The Olympic Games is our ultimate magic show. A procession of truly elite talent, operating at the pinnacle of their sport and thrust forward into a limelight fostered by four years of relative translucency. These two weeks are stitched into the very fabric of competition, dating back to the lore of Ancient Greece, and have transcended the politics of modern society to become the ultimate marker in sporting excellence. To win Olympic Gold gives you immortality of a rare and timeless specification – your story will be perpetuated forevermore, carried forward by the whispers of generations to come, who too aim to climb those sacred steps and join this club of champions. Emerging over the horizon, this time in the blue and red hue of palatial Paris, we are ready for the very fastest in rowing to be crowned.

Step forward, my friends – The Olympic Games have come.

The Stats

Country

Switzerland

Crew Names

Roman Roeoesli (B)

Andrin Gulich (S)

Average Age

26 years

Olympic Record

Ninth in the M4- at the 2020 Tokyo Olympics Games (Gulich)

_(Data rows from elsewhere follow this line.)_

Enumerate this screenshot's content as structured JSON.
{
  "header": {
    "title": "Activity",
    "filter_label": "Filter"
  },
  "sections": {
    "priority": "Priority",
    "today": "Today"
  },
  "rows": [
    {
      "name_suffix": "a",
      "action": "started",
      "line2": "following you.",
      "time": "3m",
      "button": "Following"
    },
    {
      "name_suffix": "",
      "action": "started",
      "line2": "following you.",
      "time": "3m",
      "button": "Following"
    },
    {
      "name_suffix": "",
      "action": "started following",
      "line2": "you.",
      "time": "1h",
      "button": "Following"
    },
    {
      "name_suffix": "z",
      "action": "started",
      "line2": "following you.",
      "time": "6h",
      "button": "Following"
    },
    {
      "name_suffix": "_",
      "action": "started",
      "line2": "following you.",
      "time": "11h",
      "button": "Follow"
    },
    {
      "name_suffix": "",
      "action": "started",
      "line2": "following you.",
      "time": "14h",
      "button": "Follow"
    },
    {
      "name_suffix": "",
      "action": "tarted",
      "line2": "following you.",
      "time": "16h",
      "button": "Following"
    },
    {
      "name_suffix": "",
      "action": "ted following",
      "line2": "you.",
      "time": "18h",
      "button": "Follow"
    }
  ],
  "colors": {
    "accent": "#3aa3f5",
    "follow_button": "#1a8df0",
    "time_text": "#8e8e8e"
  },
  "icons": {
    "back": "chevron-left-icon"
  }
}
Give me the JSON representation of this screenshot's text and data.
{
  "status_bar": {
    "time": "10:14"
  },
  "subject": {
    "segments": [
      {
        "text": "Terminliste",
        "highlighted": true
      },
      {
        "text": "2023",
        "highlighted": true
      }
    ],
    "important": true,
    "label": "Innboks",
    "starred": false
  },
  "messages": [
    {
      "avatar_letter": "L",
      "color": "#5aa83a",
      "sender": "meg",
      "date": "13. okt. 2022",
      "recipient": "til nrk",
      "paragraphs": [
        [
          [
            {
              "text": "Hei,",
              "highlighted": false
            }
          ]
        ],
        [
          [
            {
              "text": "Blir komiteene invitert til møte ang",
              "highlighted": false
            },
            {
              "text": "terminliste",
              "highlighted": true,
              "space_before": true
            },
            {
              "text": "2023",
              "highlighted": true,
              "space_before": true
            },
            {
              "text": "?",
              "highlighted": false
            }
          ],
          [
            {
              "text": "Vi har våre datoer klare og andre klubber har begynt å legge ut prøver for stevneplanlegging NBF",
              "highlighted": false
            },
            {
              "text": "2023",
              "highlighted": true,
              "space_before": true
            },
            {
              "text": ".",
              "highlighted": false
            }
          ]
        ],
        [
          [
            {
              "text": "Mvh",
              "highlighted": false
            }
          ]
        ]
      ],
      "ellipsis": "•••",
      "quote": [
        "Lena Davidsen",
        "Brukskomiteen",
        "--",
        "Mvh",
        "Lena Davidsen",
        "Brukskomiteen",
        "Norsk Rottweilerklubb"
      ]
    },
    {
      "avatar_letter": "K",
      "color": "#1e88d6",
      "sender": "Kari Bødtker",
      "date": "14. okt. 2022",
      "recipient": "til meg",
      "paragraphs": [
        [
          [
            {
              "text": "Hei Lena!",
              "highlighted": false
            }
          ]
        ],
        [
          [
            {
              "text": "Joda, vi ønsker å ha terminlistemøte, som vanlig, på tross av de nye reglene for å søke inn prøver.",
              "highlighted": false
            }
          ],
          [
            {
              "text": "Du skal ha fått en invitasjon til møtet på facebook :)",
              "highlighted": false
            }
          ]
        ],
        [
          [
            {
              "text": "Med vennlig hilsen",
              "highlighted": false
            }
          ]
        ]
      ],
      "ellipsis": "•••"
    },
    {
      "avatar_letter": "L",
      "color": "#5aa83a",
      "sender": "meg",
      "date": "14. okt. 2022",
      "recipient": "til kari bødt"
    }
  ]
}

Seventh in the M2x at the 2020 Tokyo Olympics Games (Roeoesli)

2024 Competitive Record

World Rowing Cup 1: 2nd (M2-)

World Rowing Cup 2: 3rd (M2-)

World Rowing Cup 3: 1st (M2-)

European Championships: 3rd (M2-)


The Profile

The Swiss are the reigning world champions and have been going head to head with Wynne-Griffith and George for the last couple of seasons, and not just in the men’s pair. Roeoesli was a member of the Oxford Boat Race crew when Wynne-Griffith and George raced for Cambridge. Gulich, like Wynne-Griffith, is also a former Yale Bulldog. Gulich made his senior debut in 2021 as part of the coxless four that ended the season with ninth at the Tokyo Olympics. He continued in the four for the 2022 season, placing fifth at both the Europeans and the world championships (Switzerland’s best result in the men’s coxless four at the world championships since 1982). Röösli made his debut in 2013 and was a member of the outstanding Swiss BM4X that won the U23 world championships that year and defended the title in 2014. This quad went on to race at the Rio Olympics, winning the B-Final. Post Rio, he formed a doubles partnership with Barnabe Delarze, winning world championship silver in 2018 (another best-ever performance for Switzerland). They went on to race in Tokyo, reaching the A-Final. Roeoesli and Gulich formed their pairs partnership in 2023 and produced an outstanding season, winning both the European and world title. This season, they lost to the British at the opening 2024 World Rowing Cup and were beaten by them again at the Europeans and the second 2024 World Rowing Cup. They closed the 2024 World Rowing Cup season with a strong victory ahead of Croatia and New Zealand.